The catch of fish in the net was so substantial that they were overwhelmed by the load. Their weary minds and bodies were no doubt renewed at the sudden charge of adrenaline.

The text says that John was the first to realize it was Jesus, causing Peter to dive into the sea. John writes that Peter “girt his fisher’s coat unto him, (for he was naked), and did cast himself into the sea” (John 21:7). That does not mean he was completely nude. He had on his undergarments.

Clearly, this was an eye-witness report since the narrative perspective remains with the boat until it reaches shore. These moments are special as we read Scripture and see them in our mind. In Acts, Luke changes perspectives often depending on his presence or absence.

Peter rushes to shore but is not prepared for what is about to happen. However, no one could. The withering internal examination of a wayward disciple is about to begin.

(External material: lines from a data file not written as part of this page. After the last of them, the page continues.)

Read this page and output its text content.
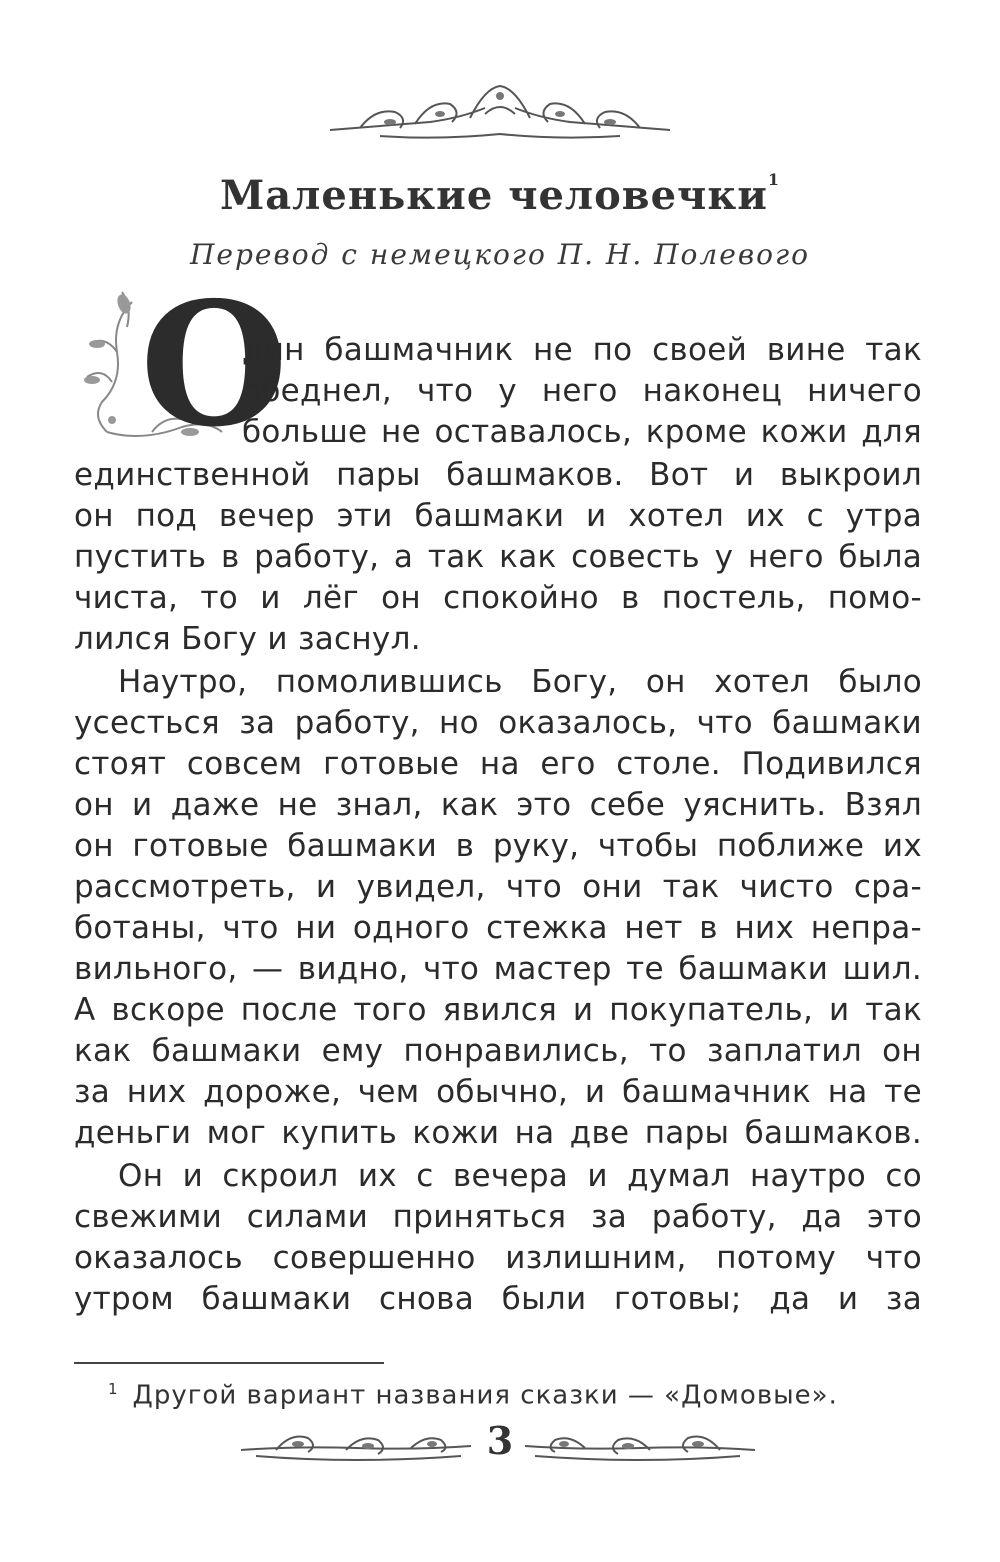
Маленькие человечки$^1$

Перевод с немецкого П. Н. Полевого

О
дин башмачник не по своей вине так
обеднел, что у него наконец ничего
больше не оставалось, кроме кожи для
единственной пары башмаков. Вот и выкроил
он под вечер эти башмаки и хотел их с утра
пустить в работу, а так как совесть у него была
чиста, то и лёг он спокойно в постель, помо-
лился Богу и заснул.
Наутро, помолившись Богу, он хотел было
усесться за работу, но оказалось, что башмаки
стоят совсем готовые на его столе. Подивился
он и даже не знал, как это себе уяснить. Взял
он готовые башмаки в руку, чтобы поближе их
рассмотреть, и увидел, что они так чисто сра-
ботаны, что ни одного стежка нет в них непра-
вильного, — видно, что мастер те башмаки шил.
А вскоре после того явился и покупатель, и так
как башмаки ему понравились, то заплатил он
за них дороже, чем обычно, и башмачник на те
деньги мог купить кожи на две пары башмаков.
Он и скроил их с вечера и думал наутро со
свежими силами приняться за работу, да это
оказалось совершенно излишним, потому что
утром башмаки снова были готовы; да и за
$^1$ Другой вариант названия сказки — «Домовые».
3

1/ Guy N. Woods, “A Commentary on the Gospel According to John” (Nashville: Gospel Advocate, 1984), 435.

2/ Woods, 437

3/ Ibid.

4/ B. F. Westcott, “The Gospel According to John” (Grand Rapids: Eerdmans, 1973), 300

5/ Woods, 437

6/ Ibid

7/ D.A. Carson, “The Gospel According to John” (Grand Rapids: Eerdmans, 1991), 671

8/ Robertson, “Epochs in the Life of Simon Peter” (Grand Rapids: Baker Book House), 164.